Hatton aiming to channel Palmer in search of first PGA TOUR win
March 07, 2020
By Ben Everill, PGATOUR.COM
Tyrrell Hatton swirls in a 28-foot birdie putt at Arnold Palmer
ORLANDO, Fla. - England’s Tyrrell Hatton pumped his fist with authority on the famed 18th green at Bay Hill Club & Lodge as his birdie putt disappeared into the cup. Ostensibly, it was because he had just increased his 54-hole lead at the Arnold Palmer Invitational Presented by Mastercard to two shots. Not so. It was mostly relief after a dogged 1-over 73 was finally in the books on a brutal day.

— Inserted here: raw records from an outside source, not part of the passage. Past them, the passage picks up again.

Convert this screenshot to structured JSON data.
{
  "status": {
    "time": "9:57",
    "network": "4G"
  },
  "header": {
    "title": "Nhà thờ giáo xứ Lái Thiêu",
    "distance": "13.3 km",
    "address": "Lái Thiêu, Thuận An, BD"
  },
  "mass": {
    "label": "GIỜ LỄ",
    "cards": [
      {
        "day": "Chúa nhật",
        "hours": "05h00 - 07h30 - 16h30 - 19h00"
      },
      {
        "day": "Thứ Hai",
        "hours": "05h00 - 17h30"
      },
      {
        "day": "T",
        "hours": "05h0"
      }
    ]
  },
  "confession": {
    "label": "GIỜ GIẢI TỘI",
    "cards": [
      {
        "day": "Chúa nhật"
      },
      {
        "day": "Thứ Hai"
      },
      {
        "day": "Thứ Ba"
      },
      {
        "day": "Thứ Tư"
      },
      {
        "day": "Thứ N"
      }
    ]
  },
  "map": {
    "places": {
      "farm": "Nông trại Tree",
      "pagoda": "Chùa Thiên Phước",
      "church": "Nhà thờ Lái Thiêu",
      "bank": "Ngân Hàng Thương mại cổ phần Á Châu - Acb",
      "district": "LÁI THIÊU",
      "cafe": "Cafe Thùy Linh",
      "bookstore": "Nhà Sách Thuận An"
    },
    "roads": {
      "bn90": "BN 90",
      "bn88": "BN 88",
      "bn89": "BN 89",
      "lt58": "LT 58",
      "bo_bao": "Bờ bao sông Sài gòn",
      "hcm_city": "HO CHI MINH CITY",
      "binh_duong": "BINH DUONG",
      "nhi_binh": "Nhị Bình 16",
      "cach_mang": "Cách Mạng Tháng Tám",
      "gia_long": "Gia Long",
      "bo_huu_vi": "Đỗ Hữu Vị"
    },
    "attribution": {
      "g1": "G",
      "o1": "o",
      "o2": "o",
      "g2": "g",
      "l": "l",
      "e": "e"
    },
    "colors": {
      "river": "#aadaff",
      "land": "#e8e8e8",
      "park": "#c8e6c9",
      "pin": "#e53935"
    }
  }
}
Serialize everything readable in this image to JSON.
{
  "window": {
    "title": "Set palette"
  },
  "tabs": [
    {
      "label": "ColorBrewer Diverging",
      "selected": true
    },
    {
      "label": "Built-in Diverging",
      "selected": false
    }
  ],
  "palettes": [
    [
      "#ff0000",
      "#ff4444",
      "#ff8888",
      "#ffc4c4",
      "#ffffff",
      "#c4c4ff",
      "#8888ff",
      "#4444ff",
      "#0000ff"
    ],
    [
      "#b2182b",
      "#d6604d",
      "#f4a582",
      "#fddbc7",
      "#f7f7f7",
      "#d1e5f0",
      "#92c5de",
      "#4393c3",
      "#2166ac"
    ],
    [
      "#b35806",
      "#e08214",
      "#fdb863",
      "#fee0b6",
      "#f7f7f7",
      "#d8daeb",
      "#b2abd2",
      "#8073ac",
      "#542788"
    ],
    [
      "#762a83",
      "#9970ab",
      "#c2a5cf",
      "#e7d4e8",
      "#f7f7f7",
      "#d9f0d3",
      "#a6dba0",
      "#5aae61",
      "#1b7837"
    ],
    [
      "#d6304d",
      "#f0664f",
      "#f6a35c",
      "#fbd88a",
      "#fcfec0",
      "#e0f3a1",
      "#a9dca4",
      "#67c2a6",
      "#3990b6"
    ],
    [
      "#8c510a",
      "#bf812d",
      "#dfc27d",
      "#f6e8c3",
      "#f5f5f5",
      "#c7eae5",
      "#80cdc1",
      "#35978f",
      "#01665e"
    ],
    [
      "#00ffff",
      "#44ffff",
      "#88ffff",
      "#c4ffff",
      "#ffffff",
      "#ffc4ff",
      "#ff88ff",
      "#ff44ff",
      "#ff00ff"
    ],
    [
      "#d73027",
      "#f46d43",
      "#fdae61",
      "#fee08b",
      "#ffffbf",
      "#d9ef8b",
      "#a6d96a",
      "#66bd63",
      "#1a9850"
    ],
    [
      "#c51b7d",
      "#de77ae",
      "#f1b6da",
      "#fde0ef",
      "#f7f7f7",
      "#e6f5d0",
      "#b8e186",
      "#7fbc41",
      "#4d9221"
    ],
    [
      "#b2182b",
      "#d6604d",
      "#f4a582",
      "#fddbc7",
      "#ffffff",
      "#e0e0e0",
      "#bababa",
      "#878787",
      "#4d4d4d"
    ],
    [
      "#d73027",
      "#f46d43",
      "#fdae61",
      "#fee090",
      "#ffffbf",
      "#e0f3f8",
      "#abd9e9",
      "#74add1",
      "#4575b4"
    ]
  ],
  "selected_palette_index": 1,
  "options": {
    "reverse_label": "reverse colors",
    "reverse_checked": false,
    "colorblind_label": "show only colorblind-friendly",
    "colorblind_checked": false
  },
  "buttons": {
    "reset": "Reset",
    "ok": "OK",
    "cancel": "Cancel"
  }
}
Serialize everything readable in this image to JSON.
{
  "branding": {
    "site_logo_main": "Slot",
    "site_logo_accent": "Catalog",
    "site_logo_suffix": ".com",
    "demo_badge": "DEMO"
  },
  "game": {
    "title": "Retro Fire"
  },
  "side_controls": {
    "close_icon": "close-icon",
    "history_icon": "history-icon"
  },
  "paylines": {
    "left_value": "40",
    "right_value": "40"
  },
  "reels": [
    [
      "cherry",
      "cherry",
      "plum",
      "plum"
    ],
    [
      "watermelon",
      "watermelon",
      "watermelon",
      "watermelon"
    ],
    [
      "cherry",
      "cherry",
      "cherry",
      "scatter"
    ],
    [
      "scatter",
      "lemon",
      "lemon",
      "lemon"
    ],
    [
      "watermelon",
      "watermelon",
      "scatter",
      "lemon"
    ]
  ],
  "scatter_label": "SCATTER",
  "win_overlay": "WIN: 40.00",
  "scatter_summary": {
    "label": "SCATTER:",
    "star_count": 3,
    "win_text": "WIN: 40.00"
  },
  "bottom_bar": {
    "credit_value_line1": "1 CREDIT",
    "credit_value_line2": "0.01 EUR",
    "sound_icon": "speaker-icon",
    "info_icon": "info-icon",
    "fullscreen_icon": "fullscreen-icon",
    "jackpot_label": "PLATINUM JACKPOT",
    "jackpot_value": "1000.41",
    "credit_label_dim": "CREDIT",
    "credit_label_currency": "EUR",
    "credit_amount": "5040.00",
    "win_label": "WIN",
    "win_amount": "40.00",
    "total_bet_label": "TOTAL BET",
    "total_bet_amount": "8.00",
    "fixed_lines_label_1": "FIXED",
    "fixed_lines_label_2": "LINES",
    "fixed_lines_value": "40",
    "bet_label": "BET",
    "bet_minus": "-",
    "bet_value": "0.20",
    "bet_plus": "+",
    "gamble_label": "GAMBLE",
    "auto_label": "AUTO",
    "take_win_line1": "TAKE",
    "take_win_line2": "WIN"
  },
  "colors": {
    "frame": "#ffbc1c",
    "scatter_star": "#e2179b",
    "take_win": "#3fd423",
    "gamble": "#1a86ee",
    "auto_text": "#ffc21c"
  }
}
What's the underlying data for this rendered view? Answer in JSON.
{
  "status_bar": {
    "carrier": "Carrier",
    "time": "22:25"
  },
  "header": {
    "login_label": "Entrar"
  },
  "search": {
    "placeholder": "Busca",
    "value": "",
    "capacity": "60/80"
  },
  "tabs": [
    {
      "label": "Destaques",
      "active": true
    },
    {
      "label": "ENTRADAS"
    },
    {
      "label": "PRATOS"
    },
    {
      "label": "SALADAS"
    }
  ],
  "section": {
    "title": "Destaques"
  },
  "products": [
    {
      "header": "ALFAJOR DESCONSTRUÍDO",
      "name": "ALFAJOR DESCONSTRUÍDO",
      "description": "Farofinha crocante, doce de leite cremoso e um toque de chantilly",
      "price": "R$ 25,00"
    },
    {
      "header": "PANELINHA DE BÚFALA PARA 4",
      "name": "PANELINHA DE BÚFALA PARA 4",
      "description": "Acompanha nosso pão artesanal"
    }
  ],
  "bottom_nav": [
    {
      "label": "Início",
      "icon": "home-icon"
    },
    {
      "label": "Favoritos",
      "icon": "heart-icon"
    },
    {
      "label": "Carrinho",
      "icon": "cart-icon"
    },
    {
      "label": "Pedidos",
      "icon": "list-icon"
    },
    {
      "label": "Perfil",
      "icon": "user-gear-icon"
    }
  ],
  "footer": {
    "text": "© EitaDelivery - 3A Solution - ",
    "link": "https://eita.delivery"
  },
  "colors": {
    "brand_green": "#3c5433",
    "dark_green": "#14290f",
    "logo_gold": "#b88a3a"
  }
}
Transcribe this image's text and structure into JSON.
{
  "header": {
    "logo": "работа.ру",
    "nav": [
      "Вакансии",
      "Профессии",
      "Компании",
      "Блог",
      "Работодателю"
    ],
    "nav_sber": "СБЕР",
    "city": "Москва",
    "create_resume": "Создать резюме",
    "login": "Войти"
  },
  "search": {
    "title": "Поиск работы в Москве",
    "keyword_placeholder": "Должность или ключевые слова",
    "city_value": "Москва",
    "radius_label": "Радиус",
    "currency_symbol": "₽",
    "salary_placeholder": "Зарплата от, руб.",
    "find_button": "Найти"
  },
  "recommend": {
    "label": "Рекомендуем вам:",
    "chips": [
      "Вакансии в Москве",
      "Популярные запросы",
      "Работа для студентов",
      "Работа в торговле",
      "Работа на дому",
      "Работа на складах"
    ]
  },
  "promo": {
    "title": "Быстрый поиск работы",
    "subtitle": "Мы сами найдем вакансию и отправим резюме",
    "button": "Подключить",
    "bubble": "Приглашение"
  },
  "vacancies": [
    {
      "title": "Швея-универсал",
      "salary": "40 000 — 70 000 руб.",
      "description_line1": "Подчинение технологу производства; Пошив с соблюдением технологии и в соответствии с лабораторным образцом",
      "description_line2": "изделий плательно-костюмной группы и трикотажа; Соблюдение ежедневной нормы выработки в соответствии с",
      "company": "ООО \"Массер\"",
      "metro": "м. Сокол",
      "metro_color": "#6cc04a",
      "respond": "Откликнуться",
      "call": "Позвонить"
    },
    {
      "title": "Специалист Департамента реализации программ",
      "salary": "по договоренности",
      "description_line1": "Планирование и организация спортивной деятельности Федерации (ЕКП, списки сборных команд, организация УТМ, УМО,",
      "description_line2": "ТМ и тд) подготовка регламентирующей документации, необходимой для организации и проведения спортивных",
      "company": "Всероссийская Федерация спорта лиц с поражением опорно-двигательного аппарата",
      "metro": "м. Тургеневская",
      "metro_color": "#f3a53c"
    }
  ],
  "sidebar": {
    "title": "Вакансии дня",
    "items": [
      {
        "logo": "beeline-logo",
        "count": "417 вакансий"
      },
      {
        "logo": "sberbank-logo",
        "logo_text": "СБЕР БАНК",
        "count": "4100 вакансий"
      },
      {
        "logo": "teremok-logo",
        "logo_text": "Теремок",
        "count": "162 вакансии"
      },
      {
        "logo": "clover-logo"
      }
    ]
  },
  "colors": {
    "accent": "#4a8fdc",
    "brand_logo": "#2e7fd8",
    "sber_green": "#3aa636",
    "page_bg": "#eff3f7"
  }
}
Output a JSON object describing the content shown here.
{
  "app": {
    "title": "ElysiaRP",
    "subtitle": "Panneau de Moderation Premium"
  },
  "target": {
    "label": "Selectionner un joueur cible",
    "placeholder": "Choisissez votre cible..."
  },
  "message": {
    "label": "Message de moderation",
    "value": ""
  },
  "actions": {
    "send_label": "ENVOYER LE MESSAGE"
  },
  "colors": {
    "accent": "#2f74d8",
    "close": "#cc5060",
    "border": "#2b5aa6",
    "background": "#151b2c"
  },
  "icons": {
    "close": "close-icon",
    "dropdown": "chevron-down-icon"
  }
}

Firm and fast course conditions, along with cold temperatures and gusting winds, meant just one player in the field shot under par on Saturday. There was not a single score in the 60s, a feat not seen in a non-major PGA TOUR event since the second round of the 2014 World Golf Championships – Mexico Championship (when it was held at Doral).
The field average was 75.913. Brooks Koepka shot 81 as did young gun Matthew Wolff. Major winners Patrick Reed and Jimmy Walker shot 80, as did Hideki Matsuyama. There was a quadruple-bogey nine on the par-5 sixth hole from Rickie Fowler on his way to a 77. Ryan Moore had a quintuple-bogey eight on the par-3 17th hole en route to an 82. Scott Harrington had a quadruple-bogey eight on the par-4 18th, only one worse than Sung Kang’s triple-bogey seven that dropped him from second to eighth place.
It was tough sledding.
“I don't normally fist pump on a Saturday. I think it was more shock that the ball actually went in the hole and very relieved,” Hatton revealed afterwards. “I think even though I tapped that putt it was probably going about eight feet past. It was scary how quick that thing was.”
The birdie was enough for Hatton to sit at six under, two clear of former Arnold Palmer Invitational champions Rory McIlroy (2018) and Marc Leishman (2017), heading into Sunday as he chases his first PGA TOUR win to go with his four European Tour titles.
Last week’s winner at The Honda Classic, Sungjae Im (74), Danny Lee (75), Harris English (74) and Christiaan Bezuidenhout (73) share fourth place at three under, while Kang (78) is the only other player under par for the week at one under in eighth place.
Hatton said the conditions meant players could be made to look silly at times. Fowler did his best to explain why.
“With the rough, greens firm, fast, (and) they're dry where there's not a whole lot of friction, there's nothing that really holds the ball, so it will expose any little weakness or flaw or mishit,” Fowler explained. “I wouldn't wish it on any average or normal player to go try and play what we did out there.”
Leishman, who won the Farmers Insurance Open in January, was one of the rare players smiling post-round.
“I actually added my score up in the scorer's hut and kind of did a double-take. I added up to 72 and it felt like I shot a 65,” he said as one of just eight players at even par or better on Saturday. “It was really tough. Par was a great score. That's probably as hard as I've seen it out here.”
The last two winners at Bay Hill – McIlroy in 2018 and Francesco Molinari last year – produced epic rounds of 64 on Sunday to claim victory. It was fitting, given Arnold Palmer was known for his swashbuckling style. The legend went after his victories and often energized crowds with his charges up leaderboards.
Palmer also loved a tough test. One that kept players on their toes while allowing the bold ones to make the most of the risk-reward plays. Leishman’s 69 in 2017 was one such test, as he went for broke on the 16th and made a long eagle to take the lead before two great par saves to finish secured the win.
Given the conditions on Saturday may be somewhat mirrored on Sunday, a 64 might be hard to come by. The baked out greens might get even harder and McIlroy admitted there might have to be a little bit of defense played.
“Tomorrow it's all about keeping the big numbers off your card and just trying to play as conservative as possible and pick up some birdies on the par 5s if you can,” the current FedExCup champion said. “And if you can get it in the red for the day, you're going to have a good chance.”
But what about Hatton. Will he get on the defensive on Sunday?
Not a chance. That’s not his style.
“No. I think you just have to go out and play and see what you get. And I feel like I'm a fairly aggressive player anyway, so there's no point changing how I play to try and keep a two-shot lead that can go very quickly out here,” Hatton said, as Palmer no doubt looked down from the heavens above with a smile.
“You still have 18 holes to go. Today proved that there's doubles and triples just around the corner. I've just got to go out and play my best and hopefully that will be good enough.”
If it is, you might see an even bigger fist pump on the 18th green.